The Black Home as Public Art, which runs through Nov. 15 in the school’s Mebane gallery in Goldsmith Hall, visualizes his theory that architecture is not about one firm of licensed architects’ building but includes activists, artists, designers and writers who made spaces for themselves. These developments include artist Rick Lowe’s Project Row Houses in Houston. Another artist, Theaster Gates in Chicago currently has a solo show at the Contemporary Arts Museum Houston.

“They just didn’t fit into this same nice, neat definition of the architect,” Davis said. “It’s almost impossible to think about Black activism without thinking about the built environment, space and architecture. But because we’re focused on professionalism, we tend to look at those who are licensed. For me it’s a way to broaden the way we look at the studios but for me also in the practice.”

His framework brings together the concepts of the “activist-builder” and “artist-developer,” a term coined by Aisha Densmore-Bey to describe the public health benefits of artist-led community development. Her recent study for the Joint Center for Housing Studies at Harvard University described Project Row Houses as an excellent case study for alternative models of community development.

Photographs, original graphics, models and ephemera dominate the show, and bring both the artists and activists together. Large-scale photographs of artists’ projects like Project Row Houses, Gates’s Dorchester Projects and the work of Amanda Williams, both in Chicago, and Detroit’s Tyree Guyton’s Heidelberg Project. Each project is described as an intervention, the overused artist term that activates space in a new way. Here it’s not cliché but central to the show.

They’re all in existing neighborhoods, and each have their own character. Assembling a show based on a theory may have limited appeal and only of interest to academics. But there is so much to see, and so much to take away.

Project Row Houses is portrayed in photographs by Keith Ewing. A large-scale photograph from the book The Heidelberg Project. Connecting the Dots: Tyree Guyton’s Heidelberg Project (Detroit: Wayne State University Press, 2007) features a photograph of aging assembled vacuum cleaners on a lawn. Another photograph, “Crown Royal Bag” and “Ultrasheen,” 2020, come from Amanda Williams, Color(ed) Theory Suite photographed by Will Carson for aw|studio. But it, too, came from the groundbreaking book Black Futures, edited by Kimberly Drew and Jenna Wortham (New York: One World, 2020).

Alongside them are vintage photographs and ephemera of the historic home the Black Panther Party transformed into a community center, excerpts from licensed architect and writer June Jordan’s writings about Harlem, portrayed in a graphic map created by Davis. Jordan’s words are realized with three-dimensional models designed with students include speculative projects, such as the brownstone depicted by June Jordan in her novella His Own Where.

There are photographs, too, of what could be, including the Bottelli, Ohland & Martins’ design for the unrealized Kawaida Towers in Newark, commissioned by Black nationalist Amiri Baraka in the 1970s. (Baraka’s son is Newark’s mayor working on creating a similar project.)
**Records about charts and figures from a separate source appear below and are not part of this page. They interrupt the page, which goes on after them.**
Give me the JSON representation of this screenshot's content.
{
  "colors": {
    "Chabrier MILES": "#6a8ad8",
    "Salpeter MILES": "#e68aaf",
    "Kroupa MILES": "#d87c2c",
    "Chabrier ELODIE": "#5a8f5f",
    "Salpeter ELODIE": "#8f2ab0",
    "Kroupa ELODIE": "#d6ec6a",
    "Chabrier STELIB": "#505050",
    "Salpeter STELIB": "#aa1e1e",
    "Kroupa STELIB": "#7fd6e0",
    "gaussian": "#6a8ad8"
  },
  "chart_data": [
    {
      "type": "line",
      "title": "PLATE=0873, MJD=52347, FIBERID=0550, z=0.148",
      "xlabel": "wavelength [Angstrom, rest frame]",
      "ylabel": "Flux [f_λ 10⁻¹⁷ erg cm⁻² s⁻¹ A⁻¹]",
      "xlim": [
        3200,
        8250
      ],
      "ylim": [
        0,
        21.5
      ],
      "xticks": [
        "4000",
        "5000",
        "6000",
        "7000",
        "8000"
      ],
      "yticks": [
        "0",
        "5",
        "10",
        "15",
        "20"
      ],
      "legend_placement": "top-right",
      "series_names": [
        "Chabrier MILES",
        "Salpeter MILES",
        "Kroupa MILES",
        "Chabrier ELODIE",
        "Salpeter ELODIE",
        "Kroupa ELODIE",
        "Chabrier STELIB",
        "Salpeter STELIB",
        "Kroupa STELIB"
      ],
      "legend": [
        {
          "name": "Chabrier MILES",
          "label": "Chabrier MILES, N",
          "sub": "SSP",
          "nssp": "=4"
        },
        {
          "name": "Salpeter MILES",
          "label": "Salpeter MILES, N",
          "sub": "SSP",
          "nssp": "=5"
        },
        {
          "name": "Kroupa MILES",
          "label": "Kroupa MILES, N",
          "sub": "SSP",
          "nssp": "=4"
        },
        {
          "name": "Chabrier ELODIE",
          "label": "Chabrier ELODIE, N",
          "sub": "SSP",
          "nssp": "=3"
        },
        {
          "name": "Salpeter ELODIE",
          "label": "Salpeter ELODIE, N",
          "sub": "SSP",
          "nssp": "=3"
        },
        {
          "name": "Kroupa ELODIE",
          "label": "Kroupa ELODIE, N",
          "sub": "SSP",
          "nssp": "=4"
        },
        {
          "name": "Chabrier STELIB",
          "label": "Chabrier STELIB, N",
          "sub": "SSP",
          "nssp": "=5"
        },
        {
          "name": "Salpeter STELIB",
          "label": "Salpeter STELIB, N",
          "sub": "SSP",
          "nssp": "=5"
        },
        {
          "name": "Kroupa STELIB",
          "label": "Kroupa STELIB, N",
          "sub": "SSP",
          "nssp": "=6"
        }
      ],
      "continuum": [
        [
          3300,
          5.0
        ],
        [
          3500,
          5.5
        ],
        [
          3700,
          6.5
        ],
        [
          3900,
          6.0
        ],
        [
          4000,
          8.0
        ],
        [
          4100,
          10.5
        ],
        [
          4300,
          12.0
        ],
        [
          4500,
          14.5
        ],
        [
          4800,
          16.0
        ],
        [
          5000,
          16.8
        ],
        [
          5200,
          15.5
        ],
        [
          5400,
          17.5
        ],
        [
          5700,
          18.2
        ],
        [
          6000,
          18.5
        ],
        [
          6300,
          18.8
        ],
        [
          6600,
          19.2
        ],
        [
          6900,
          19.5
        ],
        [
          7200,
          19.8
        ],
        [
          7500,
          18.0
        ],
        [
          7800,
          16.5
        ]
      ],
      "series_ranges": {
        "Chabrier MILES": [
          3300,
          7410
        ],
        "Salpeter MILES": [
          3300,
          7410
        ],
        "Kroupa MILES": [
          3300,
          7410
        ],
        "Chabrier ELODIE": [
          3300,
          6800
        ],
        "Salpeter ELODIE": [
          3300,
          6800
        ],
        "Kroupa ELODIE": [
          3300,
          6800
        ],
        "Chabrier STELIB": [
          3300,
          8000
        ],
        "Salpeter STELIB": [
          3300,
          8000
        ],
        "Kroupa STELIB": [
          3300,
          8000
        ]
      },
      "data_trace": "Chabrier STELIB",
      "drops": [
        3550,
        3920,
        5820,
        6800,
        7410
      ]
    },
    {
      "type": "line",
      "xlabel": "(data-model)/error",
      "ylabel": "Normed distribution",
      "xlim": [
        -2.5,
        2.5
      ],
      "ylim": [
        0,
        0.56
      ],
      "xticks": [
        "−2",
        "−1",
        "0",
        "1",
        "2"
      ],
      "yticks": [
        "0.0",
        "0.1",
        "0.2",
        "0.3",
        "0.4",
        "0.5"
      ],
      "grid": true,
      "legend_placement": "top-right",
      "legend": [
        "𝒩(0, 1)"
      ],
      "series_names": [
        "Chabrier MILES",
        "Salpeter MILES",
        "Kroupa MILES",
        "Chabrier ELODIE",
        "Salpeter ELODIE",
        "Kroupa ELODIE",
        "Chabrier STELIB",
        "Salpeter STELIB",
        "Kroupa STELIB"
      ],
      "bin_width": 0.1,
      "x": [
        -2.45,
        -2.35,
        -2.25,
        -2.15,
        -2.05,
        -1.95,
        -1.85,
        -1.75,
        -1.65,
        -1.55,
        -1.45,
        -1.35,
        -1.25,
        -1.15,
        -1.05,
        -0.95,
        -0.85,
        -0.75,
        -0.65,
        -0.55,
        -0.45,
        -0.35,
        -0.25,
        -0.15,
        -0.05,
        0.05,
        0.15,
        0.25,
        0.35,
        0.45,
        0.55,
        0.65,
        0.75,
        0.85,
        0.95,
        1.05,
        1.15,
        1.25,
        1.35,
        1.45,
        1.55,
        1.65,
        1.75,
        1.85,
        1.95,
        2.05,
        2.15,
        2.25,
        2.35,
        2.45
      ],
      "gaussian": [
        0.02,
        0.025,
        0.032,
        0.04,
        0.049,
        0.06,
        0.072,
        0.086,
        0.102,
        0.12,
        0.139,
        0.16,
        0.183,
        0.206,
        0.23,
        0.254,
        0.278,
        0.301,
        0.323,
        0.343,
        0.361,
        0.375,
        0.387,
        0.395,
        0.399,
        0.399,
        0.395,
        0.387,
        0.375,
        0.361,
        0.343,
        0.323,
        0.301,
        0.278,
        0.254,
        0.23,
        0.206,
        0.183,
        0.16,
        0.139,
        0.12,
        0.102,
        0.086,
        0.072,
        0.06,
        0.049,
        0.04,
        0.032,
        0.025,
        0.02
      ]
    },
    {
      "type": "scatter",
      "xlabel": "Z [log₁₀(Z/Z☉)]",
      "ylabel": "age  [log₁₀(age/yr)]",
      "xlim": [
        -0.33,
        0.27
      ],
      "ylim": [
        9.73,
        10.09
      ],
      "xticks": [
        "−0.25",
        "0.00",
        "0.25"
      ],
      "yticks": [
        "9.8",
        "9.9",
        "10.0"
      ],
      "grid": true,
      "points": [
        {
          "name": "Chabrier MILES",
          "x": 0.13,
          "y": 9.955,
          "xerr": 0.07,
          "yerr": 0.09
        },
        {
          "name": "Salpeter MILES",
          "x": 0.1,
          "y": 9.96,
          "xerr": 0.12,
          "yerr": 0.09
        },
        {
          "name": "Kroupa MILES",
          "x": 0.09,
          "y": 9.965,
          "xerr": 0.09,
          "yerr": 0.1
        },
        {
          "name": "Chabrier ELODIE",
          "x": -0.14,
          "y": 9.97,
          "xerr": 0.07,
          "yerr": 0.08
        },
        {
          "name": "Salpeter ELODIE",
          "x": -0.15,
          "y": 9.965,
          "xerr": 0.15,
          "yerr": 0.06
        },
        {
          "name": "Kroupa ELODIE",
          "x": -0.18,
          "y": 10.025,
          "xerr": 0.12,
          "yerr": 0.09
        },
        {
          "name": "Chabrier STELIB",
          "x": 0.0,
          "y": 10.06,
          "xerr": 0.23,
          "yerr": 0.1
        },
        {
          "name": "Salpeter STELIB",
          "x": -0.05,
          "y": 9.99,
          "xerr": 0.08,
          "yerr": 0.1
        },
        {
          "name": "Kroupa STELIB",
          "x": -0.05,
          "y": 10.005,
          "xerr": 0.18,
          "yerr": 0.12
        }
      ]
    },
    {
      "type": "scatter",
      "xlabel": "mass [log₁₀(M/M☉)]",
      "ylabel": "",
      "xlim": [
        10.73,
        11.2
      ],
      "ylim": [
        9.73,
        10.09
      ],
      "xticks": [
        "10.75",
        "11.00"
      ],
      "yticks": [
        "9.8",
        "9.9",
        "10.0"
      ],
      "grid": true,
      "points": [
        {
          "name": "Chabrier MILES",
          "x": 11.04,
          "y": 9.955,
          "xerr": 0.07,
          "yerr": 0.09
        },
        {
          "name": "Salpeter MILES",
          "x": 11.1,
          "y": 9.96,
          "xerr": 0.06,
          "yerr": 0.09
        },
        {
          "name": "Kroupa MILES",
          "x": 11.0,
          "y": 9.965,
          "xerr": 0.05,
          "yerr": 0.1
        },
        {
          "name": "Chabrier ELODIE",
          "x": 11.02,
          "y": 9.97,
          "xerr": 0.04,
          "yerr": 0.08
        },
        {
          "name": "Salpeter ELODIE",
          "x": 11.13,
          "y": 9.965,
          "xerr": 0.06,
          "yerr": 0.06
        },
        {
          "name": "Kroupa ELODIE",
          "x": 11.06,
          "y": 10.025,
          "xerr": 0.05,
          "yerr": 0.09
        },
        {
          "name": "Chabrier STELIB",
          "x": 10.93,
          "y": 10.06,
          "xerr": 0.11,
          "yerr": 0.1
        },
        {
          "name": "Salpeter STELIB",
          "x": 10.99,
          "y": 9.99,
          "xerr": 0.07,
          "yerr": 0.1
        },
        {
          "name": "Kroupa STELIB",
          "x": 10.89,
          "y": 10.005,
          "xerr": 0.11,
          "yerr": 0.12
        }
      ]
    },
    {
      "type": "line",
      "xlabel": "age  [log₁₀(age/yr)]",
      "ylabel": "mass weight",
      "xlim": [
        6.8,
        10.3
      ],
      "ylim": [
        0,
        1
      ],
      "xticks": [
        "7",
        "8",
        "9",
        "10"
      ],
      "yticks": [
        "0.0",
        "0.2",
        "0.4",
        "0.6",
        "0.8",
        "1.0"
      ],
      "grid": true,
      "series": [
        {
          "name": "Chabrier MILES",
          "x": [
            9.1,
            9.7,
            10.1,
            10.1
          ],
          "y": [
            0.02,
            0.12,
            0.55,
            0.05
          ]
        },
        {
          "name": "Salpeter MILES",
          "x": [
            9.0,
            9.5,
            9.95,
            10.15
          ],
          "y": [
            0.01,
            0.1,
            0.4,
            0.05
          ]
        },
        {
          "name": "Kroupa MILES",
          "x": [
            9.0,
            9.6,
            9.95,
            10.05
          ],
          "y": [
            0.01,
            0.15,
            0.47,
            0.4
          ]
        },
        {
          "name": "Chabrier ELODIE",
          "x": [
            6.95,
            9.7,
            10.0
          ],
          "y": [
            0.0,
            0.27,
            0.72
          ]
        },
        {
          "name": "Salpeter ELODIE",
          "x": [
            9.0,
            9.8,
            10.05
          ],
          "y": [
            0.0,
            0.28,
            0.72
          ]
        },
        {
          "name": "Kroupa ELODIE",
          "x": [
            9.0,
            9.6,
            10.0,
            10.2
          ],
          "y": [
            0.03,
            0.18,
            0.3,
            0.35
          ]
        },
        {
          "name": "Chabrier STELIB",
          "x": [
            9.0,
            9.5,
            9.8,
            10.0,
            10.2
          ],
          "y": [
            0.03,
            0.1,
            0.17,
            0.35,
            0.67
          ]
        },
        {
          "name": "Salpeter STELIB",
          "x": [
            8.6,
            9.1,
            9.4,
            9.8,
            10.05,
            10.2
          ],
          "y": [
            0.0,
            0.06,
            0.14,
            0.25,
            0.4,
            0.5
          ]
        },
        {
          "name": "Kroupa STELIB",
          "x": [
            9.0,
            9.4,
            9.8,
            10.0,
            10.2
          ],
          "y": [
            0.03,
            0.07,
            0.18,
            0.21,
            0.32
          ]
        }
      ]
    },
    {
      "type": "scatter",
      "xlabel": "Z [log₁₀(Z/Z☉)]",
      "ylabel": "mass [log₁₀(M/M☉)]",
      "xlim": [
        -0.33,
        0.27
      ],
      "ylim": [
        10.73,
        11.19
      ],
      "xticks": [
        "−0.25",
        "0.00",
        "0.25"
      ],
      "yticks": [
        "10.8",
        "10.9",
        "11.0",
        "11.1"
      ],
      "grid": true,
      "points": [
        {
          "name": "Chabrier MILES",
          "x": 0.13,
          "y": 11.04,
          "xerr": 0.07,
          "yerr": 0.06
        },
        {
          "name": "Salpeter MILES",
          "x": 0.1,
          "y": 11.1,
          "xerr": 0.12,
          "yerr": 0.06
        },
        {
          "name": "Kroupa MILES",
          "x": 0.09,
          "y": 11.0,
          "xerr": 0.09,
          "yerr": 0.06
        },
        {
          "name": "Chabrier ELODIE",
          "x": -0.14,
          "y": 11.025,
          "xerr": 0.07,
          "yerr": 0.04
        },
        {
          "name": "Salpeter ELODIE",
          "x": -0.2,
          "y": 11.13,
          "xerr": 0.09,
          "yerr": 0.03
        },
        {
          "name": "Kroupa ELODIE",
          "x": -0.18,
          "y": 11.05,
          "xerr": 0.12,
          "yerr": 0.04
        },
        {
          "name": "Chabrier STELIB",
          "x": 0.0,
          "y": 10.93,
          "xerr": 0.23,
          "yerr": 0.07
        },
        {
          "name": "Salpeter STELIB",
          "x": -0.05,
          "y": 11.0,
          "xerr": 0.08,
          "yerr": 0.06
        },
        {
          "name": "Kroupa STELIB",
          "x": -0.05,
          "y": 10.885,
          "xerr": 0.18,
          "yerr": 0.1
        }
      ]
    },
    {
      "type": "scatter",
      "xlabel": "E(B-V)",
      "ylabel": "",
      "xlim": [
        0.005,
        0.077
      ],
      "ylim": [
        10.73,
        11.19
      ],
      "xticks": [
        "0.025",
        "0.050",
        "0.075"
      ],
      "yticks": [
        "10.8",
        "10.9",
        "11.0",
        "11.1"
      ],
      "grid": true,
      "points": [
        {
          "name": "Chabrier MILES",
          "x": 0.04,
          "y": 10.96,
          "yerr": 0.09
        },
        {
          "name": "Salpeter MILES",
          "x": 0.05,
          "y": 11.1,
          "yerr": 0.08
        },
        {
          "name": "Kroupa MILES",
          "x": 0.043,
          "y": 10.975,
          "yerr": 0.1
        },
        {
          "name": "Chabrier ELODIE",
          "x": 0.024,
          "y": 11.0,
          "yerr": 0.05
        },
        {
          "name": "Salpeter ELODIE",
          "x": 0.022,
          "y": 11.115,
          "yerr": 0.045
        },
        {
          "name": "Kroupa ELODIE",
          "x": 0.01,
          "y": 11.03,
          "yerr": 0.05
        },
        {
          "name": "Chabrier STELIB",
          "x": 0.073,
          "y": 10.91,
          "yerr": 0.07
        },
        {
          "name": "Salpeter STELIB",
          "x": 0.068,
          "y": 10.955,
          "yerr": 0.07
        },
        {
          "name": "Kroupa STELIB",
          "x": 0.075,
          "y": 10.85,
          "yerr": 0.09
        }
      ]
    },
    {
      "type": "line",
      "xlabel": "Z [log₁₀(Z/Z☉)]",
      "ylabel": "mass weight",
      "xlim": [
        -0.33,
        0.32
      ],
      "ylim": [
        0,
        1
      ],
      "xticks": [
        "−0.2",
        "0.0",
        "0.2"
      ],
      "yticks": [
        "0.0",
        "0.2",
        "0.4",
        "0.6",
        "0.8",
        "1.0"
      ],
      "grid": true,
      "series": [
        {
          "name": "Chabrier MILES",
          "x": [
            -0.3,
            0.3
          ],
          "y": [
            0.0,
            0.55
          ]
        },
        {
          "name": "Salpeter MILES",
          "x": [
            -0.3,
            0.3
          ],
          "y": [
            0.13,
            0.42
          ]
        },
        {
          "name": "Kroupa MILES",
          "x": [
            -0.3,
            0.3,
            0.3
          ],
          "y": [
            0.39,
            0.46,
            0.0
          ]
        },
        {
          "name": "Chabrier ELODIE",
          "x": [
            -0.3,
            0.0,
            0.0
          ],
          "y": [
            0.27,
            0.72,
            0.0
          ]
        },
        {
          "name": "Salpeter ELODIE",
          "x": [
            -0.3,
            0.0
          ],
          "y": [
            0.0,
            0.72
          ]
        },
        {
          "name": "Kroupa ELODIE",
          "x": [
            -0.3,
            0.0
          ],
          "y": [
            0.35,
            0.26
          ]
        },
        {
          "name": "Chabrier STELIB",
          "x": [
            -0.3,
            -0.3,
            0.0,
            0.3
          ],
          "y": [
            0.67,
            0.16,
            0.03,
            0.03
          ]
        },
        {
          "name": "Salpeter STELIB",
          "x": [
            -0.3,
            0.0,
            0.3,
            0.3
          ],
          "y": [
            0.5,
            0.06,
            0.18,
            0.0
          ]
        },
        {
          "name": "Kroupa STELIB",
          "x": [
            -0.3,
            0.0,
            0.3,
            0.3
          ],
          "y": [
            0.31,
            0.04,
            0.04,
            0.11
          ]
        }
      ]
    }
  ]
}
The photographs may be familiar, or out of place in a gallery, but Davis’s curation adds context to the projects. He’s showing the varieties of ways a space can be activated.

“I’m trying to focus on the roots of architectural invention that can be traced back to space and space making, and the ways that Black activists and artists decide when architecture becomes a good meter for communicating what their cultural projects are, and what aspects of architecture fall to the side that are no longer useful,” he said.

His goal is to create a digital archive of these peripheral Black spaces. Current resources focus on licensed architects and those in allied fields. A cultural understanding and rigid focus on professionalism is a bias deserving scrutiny.
The archives ideally could serve as a resource for architects and the public to learn about these alternative practices.

“What’s interesting about these folks is that they offer an alternative model of practice. Whereas the traditional architect waits for a client to come to them. Then they fly in, become an expert, make the project, and then they disappear,” he said. “These artists live in these spaces, and they continue to produce work in those spaces. The architecture becomes a living monument of the evolving state of the neighborhood and involves multiple cycles of community engagement and activism. I think that that’s a model of practice.”